Estos días hemos podido comprobar que España aún nos queda un amplio margen para ser un país libre de racismo, pero hace falta mucha pedagogía porque creo que la mayoría no somos muy conscientes.

No me estoy refiriendo a las personas abiertamente racistas, al tipo de gente de ultraderecha que no pierde la ocasión para atacar al inmigrante o hacer gala de su xenofobia incluso sin venir a cuento; estoy hablando de parte de la población en general.

En España, igual que en el resto de Europa, hemos crecido en una cultura racista y el problema es que lo tenemos tan interiorizado que incluso las personas que con seguridad no se consideran racistas, lo son. Como ocurre con el feminismo: no basta con querer ser feminista, que ya es un paso, lo ideal es haberle dedicado un tiempo mínimo a documentarse, so pena de acabar diciendo aquello de yo soy feminista, mi madre es la persona que más quiero y además tengo una hija y una hermana.

En estos días de Eurocopa, con el protagonismo de Lamine Yamal y Nico Williams, se ha puesto de manifiesto el “tono racista” que intento explicar.

El racismo cultural que acarreamos la gran mayoría de la población es el que nos ha llevado rápidamente a recordarle a Lamine su alteridad, es decir, su condición de “otro”, aunque haya sido para alabarle.

Lamine no es un Mena, pues, aunque es menor de edad, ni es extranjero, ni es “no acompañado”, que el chico tiene a sus padres. Pero, al ser un tema de actualidad, el debate ha salido a la palestra y hemos escuchado todo tipo de frases racistas, incluso de los que se consideran más progresistas de este país.

La semana pasada llegué a oír en el Congreso que quién va a coger los tomates de los invernaderos de Almería a 50 grados, si no lo hacen los inmigrantes.

Solemos oír que los necesitamos para hacer los trabajos que nadie quiere hacer.

Solemos contar su meritoria trayectoria de esfuerzo o la de sus padres como si tuvieran que justificar su presencia.

Solemos defender que de alguna forma nos son útiles, negando su derecho a la existencia como seres libres y autónomos con el deseo de ser lo que quieran ser.

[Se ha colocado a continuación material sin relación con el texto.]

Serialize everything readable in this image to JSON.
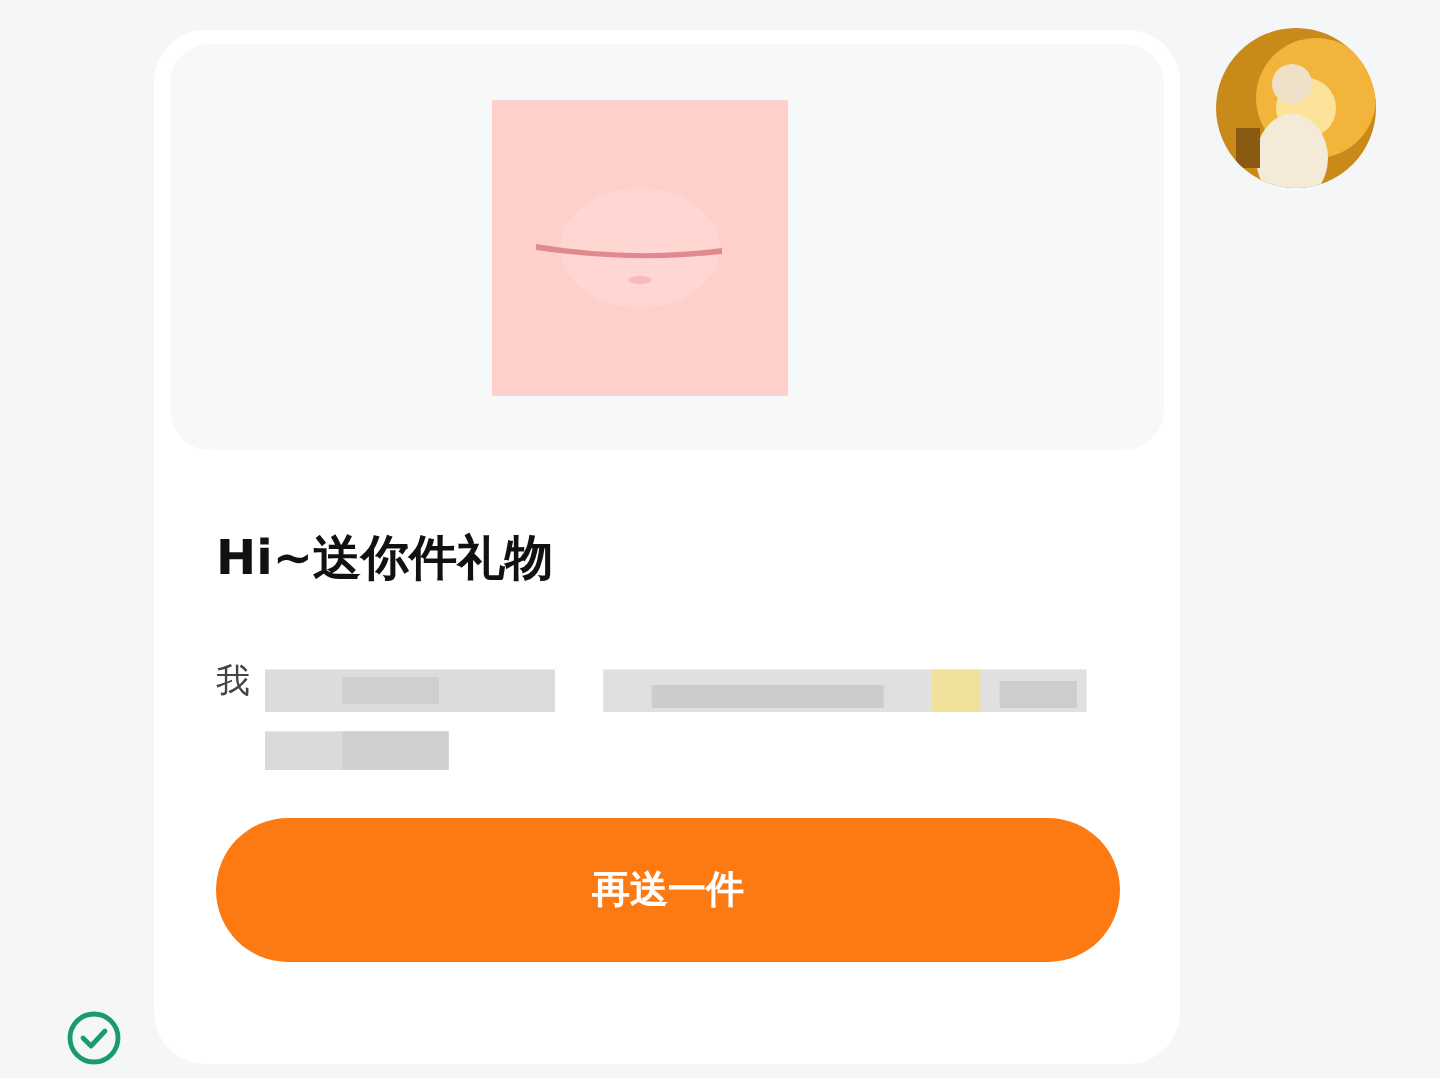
{
  "card": {
    "title": "Hi~送你件礼物",
    "message": "我",
    "button": "再送一件"
  }
}
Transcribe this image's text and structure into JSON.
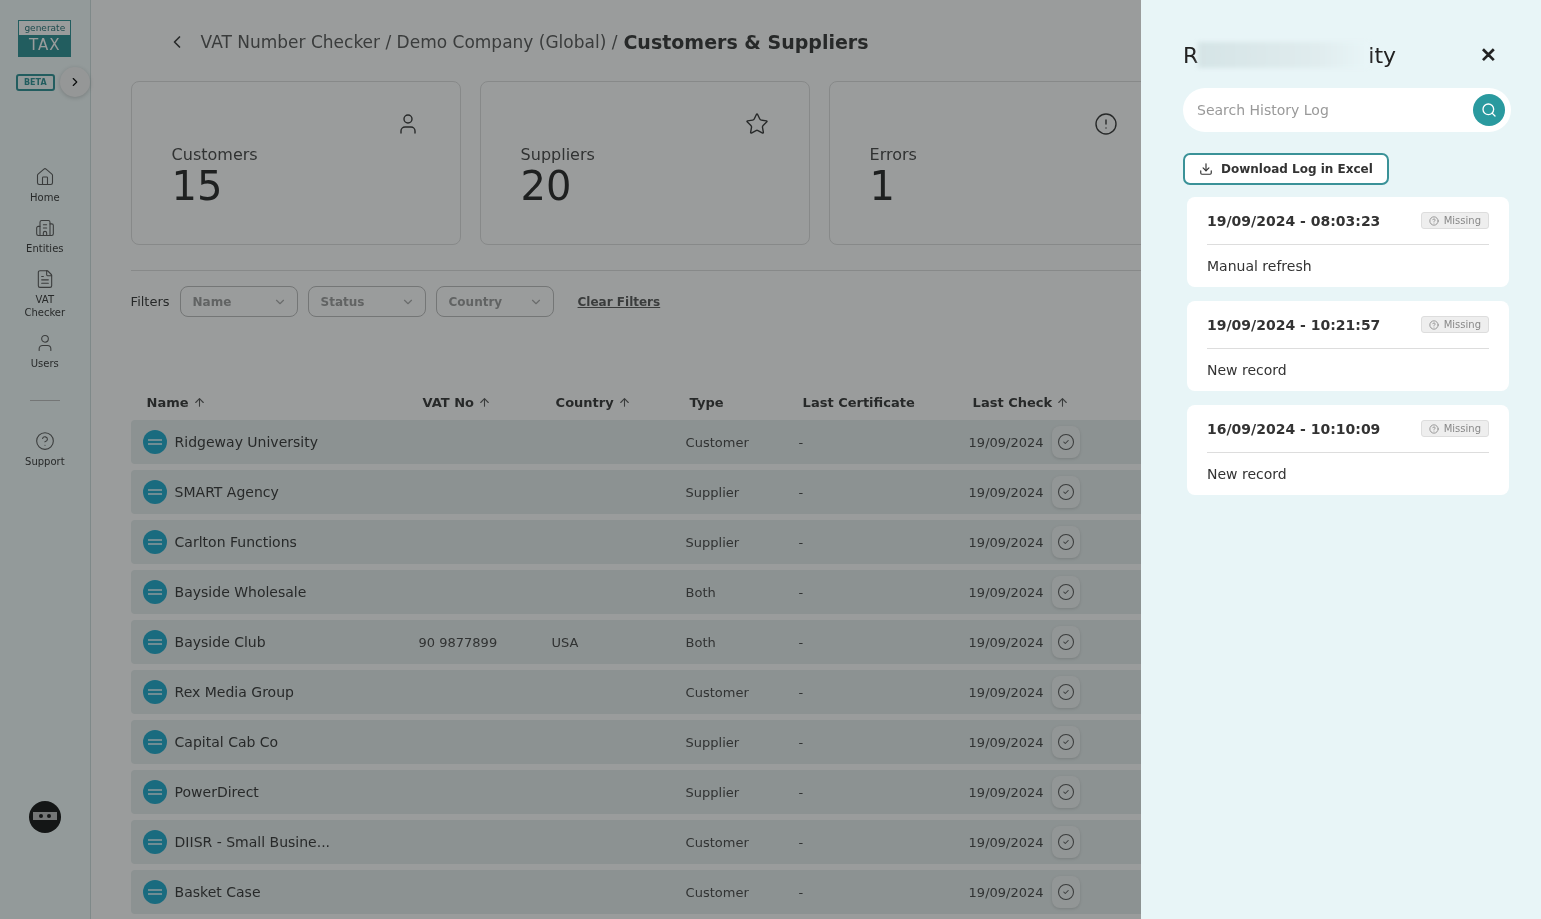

No sé si es más hiriente el racismo directo o este paternalismo envuelto en una bondad indulgente que parece perdonarles por haber venido, incluso a personas que han nacido y vivido toda su vida en España, en el distrito 304 o en el que sea.

Creo que este tema merece una reflexión que empieza por abandonar el término tolerancia –como si cualquiera español necesitara ser tolerado por sus semejantes- para abrazar la convivencia sin distinción de origen, para simplemente reconocernos como iguales, sin más.

Podremos decir que España no es un país racista el día que del Lamine Yamal de turno solo se hable de su juego, de su fútbol, sin la mínima referencia a sus orígenes étnicos, ni siquiera o menos aún, para celebrar lo bien que nos viene que estén aquí.

Ana Cobo es diputada en el Congreso por Jaén y portavoz del Pacto de Toledo.